Symposium: Adolescents in the Americas

Ana Ramos-Zayas of Baruch College/CUNY (left) and Bowdoin's Ingrid Nelson

Ana Ramos-Zayas of Baruch College/CUNY (left) and Bowdoin’s Ingrid Nelson

The influence of race, class and citizenship status on adolescence was the focus of Adolescents in the Americas: Negotiating Identities, Shaping Contexts in an Interconnected World, a symposium held on campus Oct. 3-4, enabling critical conversations on privilege, belonging and social capital amongst teenagers.

“The purpose of the symposium was to bring together leading scholars from across the country and beyond to talk about adolescence in Canada, the U.S. and Latin America,” said Assistant Professor of Sociology Ingrid Nelson, who organized the symposium along with Associate Professor of Education Doris Santoro and Associate Professor of Anthropology Krista Van Vleet. “We focused on the issues that adolescents face that cross national boundaries.”

Doris Santoro of Bowdoin (left) and Nilda Flores-Gonzalez of the University of Illinois

Doris Santoro of Bowdoin (left) and Nilda Flores-Gonzalez of the University of Illinois

Adolescents in the Americas incorporated research on a wide range of demographics. Scholars from a variety of institutions – including Columbia University, Northwestern University, Colby College, UMass Amherst, and the University of Toronto – discussed how impoverished Latino youths negotiated their American identities as well as how privileged students perceive their affluence. Nelson’s presentation, incorporating in-depth interviews and encompassing issues of socioeconomic advancement, focused on how rural Maine students from different class backgrounds pursue options of higher education.

The event was attended by students from a variety of fields, including members of Nelson’s “Race and Ethnicity” course. “I thought the speakers were all really fascinating,” said Sunjay Priyadarshan ’14. “I liked that they tapped into issues of immigration and class and capital in specific ways and addressed topics of affluent students and people who go back to their country of origin.”

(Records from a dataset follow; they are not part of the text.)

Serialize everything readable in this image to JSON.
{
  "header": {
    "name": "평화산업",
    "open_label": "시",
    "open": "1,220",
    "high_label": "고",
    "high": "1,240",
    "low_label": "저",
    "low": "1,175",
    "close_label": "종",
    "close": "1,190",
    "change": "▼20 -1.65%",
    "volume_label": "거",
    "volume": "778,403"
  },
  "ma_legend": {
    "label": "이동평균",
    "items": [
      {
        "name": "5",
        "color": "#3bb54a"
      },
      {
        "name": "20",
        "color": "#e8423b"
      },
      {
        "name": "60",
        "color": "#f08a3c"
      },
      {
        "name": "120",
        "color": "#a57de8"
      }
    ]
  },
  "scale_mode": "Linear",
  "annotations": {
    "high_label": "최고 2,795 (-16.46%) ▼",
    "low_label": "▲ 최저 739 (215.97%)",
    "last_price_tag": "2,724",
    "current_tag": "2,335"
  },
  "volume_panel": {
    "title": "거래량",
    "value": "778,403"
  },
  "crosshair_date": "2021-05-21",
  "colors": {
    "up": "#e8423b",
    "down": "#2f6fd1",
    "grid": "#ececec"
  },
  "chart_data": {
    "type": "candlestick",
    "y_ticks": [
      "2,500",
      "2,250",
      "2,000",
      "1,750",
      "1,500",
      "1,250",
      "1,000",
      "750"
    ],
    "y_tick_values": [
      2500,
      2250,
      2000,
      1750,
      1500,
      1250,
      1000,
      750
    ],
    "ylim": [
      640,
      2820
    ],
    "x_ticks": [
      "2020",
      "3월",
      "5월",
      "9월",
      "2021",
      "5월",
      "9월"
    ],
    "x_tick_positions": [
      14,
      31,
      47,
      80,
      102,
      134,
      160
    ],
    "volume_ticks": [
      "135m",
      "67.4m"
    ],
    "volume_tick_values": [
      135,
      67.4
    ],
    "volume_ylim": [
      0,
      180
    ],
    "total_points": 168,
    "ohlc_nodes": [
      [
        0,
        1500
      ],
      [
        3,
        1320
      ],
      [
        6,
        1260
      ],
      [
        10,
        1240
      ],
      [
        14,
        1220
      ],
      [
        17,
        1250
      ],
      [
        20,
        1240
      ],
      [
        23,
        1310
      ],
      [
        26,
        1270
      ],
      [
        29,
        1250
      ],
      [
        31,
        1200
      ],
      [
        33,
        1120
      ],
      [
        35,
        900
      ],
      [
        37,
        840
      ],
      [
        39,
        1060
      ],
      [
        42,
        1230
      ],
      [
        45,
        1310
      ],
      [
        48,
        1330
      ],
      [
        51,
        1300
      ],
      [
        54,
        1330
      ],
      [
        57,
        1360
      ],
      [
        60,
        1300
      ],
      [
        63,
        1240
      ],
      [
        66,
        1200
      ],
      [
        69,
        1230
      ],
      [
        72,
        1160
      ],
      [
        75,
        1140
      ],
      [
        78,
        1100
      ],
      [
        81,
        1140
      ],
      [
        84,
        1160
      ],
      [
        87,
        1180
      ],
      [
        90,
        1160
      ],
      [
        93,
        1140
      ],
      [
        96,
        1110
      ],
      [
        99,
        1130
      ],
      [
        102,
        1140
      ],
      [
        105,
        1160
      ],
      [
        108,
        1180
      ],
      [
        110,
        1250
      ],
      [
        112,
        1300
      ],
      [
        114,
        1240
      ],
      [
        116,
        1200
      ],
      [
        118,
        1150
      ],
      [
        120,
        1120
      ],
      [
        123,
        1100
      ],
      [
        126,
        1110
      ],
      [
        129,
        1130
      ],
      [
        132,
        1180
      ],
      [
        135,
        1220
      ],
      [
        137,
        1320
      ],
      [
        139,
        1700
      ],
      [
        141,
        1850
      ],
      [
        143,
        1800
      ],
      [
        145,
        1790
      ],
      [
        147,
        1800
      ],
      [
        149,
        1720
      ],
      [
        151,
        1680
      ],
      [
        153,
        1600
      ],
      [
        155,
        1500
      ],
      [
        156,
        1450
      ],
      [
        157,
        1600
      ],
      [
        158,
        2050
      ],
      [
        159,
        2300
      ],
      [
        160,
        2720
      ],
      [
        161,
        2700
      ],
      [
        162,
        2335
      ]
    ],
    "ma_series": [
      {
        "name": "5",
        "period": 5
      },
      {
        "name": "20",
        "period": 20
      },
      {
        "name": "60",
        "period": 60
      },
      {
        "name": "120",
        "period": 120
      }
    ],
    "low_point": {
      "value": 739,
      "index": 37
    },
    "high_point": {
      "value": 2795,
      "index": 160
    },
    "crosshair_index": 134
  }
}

The fields of anthropology, sociology and education merged as experts from varied fields shared their unique perspectives on adolescent identity formation in different social contexts, building a multifaceted academic analysis of American adolescence over the course of the symposium.

This was the third in a series of four symposia led by Bowdoin faculty this fall, assembling experts from near and far to exchange ideas about topics spanning a wide range of disciplines including sociology, science, art and history.